Supported logical functions:

  • all(...): Matches when all child expressions evaluate to true.
  • any(...): Matches when at least one child expression evaluates to true.
  • not(...): Matches when its single child expression evaluates to false.

Expression rules:

  • Whitespace between tokens may be ignored.
  • all(...) and any(...) require at least one argument.
  • not(...) requires exactly one argument.
  • If a when-type field is omitted, the field follows its default behavior.

Examples:

  • target(hardware)
  • not(target(emulator))
  • all(target(hardware), component(firmware))
  • all(target(hardware), any(model(t3w1), model(t3t1)))

Errors, Notifications, And Logging

The extension reports problems through several user-facing channels, depending on the type of problem and how persistent that feedback needs to be.

  • Error, warning, and information popups: The extension uses the standard VS Code notification popup area in the bottom-right corner for runtime issues that block or degrade behavior.
  • Tree-view status: Problems related to missing build artifacts are shown directly in the Build Artifacts part of the tree view and through disabled row actions or disabled workflow actions, rather than through separate popup notifications.
  • Diagnostics: Actionable file-backed problems, especially manifest validation errors, are shown as VS Code diagnostics so they are visible in the Problems view and in the affected editor.
  • Log output: Runtime warnings, runtime errors, manifest-load failures, task-launch failures, refresh failures, integration failures, and debug-launch failures are written to the dedicated Trezor Firmware Tools log output channel.

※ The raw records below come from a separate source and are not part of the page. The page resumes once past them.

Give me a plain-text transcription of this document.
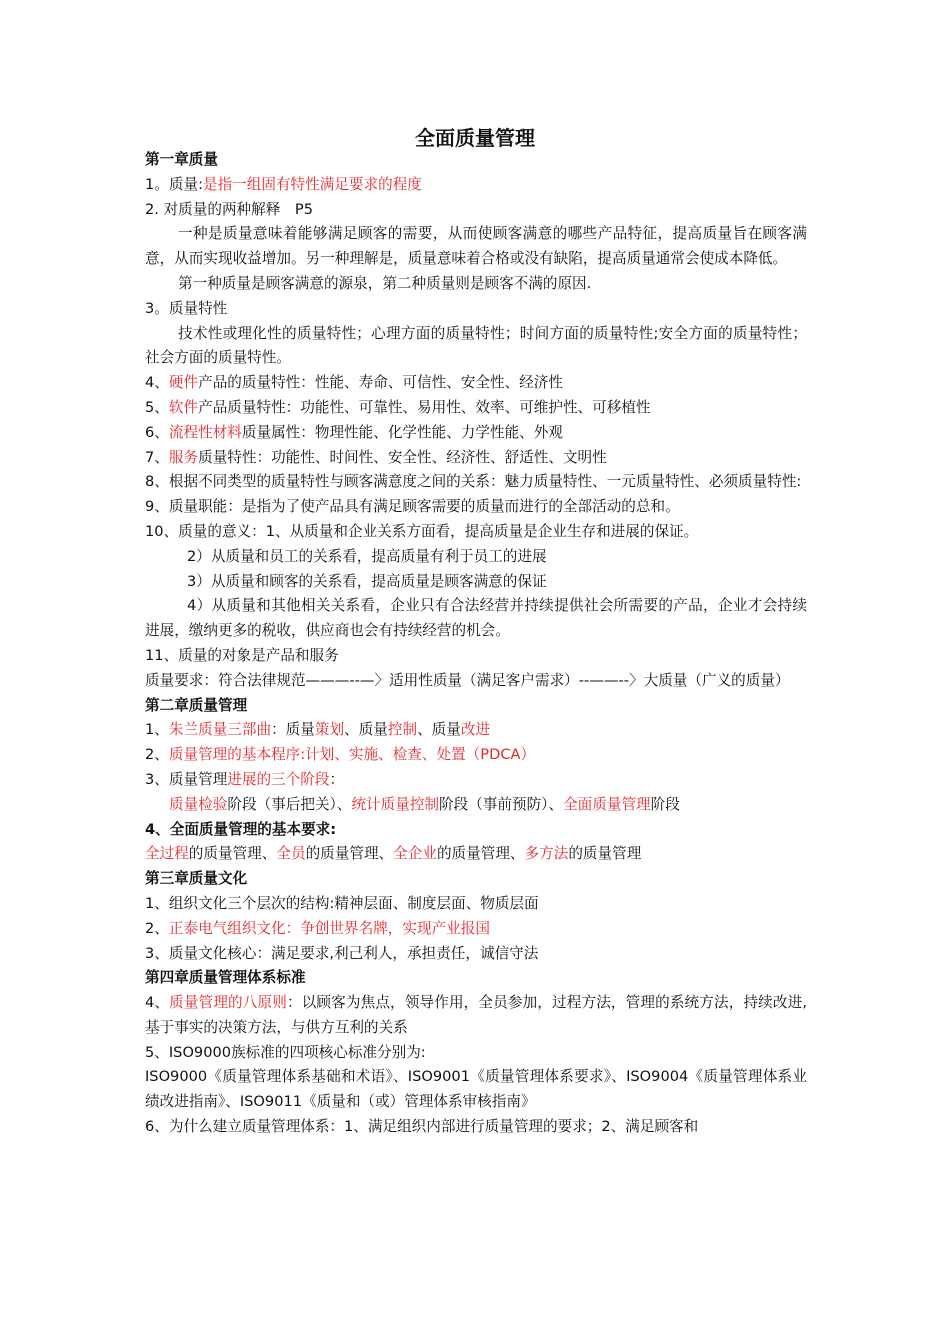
全面质量管理

第一章质量

1。质量:是指一组固有特性满足要求的程度

2. 对质量的两种解释　P5

一种是质量意味着能够满足顾客的需要，从而使顾客满意的哪些产品特征，提高质量旨在顾客满意，从而实现收益增加。另一种理解是，质量意味着合格或没有缺陷，提高质量通常会使成本降低。

第一种质量是顾客满意的源泉，第二种质量则是顾客不满的原因.

3。质量特性

技术性或理化性的质量特性；心理方面的质量特性；时间方面的质量特性;安全方面的质量特性；社会方面的质量特性。

4、硬件产品的质量特性：性能、寿命、可信性、安全性、经济性

5、软件产品质量特性：功能性、可靠性、易用性、效率、可维护性、可移植性

6、流程性材料质量属性：物理性能、化学性能、力学性能、外观

7、服务质量特性：功能性、时间性、安全性、经济性、舒适性、文明性

8、根据不同类型的质量特性与顾客满意度之间的关系：魅力质量特性、一元质量特性、必须质量特性:

9、质量职能：是指为了使产品具有满足顾客需要的质量而进行的全部活动的总和。

10、质量的意义：1、从质量和企业关系方面看，提高质量是企业生存和进展的保证。

2）从质量和员工的关系看，提高质量有利于员工的进展

3）从质量和顾客的关系看，提高质量是顾客满意的保证

4）从质量和其他相关关系看，企业只有合法经营并持续提供社会所需要的产品，企业才会持续进展，缴纳更多的税收，供应商也会有持续经营的机会。

11、质量的对象是产品和服务

质量要求：符合法律规范———--—〉适用性质量（满足客户需求）--——--〉大质量（广义的质量）

第二章质量管理

1、朱兰质量三部曲：质量策划、质量控制、质量改进

2、质量管理的基本程序:计划、实施、检查、处置（PDCA）

3、质量管理进展的三个阶段：

质量检验阶段（事后把关）、统计质量控制阶段（事前预防）、全面质量管理阶段

4、全面质量管理的基本要求:

全过程的质量管理、全员的质量管理、全企业的质量管理、多方法的质量管理

第三章质量文化

1、组织文化三个层次的结构:精神层面、制度层面、物质层面

2、正泰电气组织文化：争创世界名牌，实现产业报国

3、质量文化核心：满足要求,利己利人，承担责任，诚信守法

第四章质量管理体系标准

4、质量管理的八原则：以顾客为焦点，领导作用，全员参加，过程方法，管理的系统方法，持续改进,基于事实的决策方法，与供方互利的关系

5、ISO9000族标准的四项核心标准分别为:

ISO9000《质量管理体系基础和术语》、ISO9001《质量管理体系要求》、ISO9004《质量管理体系业绩改进指南》、ISO9011《质量和（或）管理体系审核指南》

6、为什么建立质量管理体系：1、满足组织内部进行质量管理的要求；2、满足顾客和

Manifest validation errors are surfaced as diagnostics on the manifest file itself and therefore appear in the Problems panel as well as in the manifest editor.

At a high level, the reporting model is:

Problem occurs
├── Blocking or degrading runtime issue
│   └── bottom-right VS Code popup
├── File-backed validation issue
│   └── Diagnostics / Problems view / editor
├── Missing build artifact
│   └── Build Artifacts row status and disabled actions
└── Persistent runtime detail
	└── Trezor Firmware Tools log output

The extension also provides a Trezor: Show Logs command so the user can open the log output directly when more detail is needed.

Terminology Reference

See glossary.md for the complete glossary.

Naming Guidance For Future Specs

  • Prefer glossary terms exactly as written in glossary.md when drafting new product or change specifications.
  • Introduce a new term only when an existing one is demonstrably too broad or misleading.
  • If a new term is added, define it in glossary.md before using it as a normative requirement term.
  • Prefer one canonical term per concept; record synonyms only when they are unavoidable for compatibility with code, settings, or legacy manifest fields.

Drafting Notes

The terminology reference should remain available in this document, but it does not need to appear before the main product narrative. Future draft sections should continue describing stable product capabilities and scope boundaries using the terminology defined here.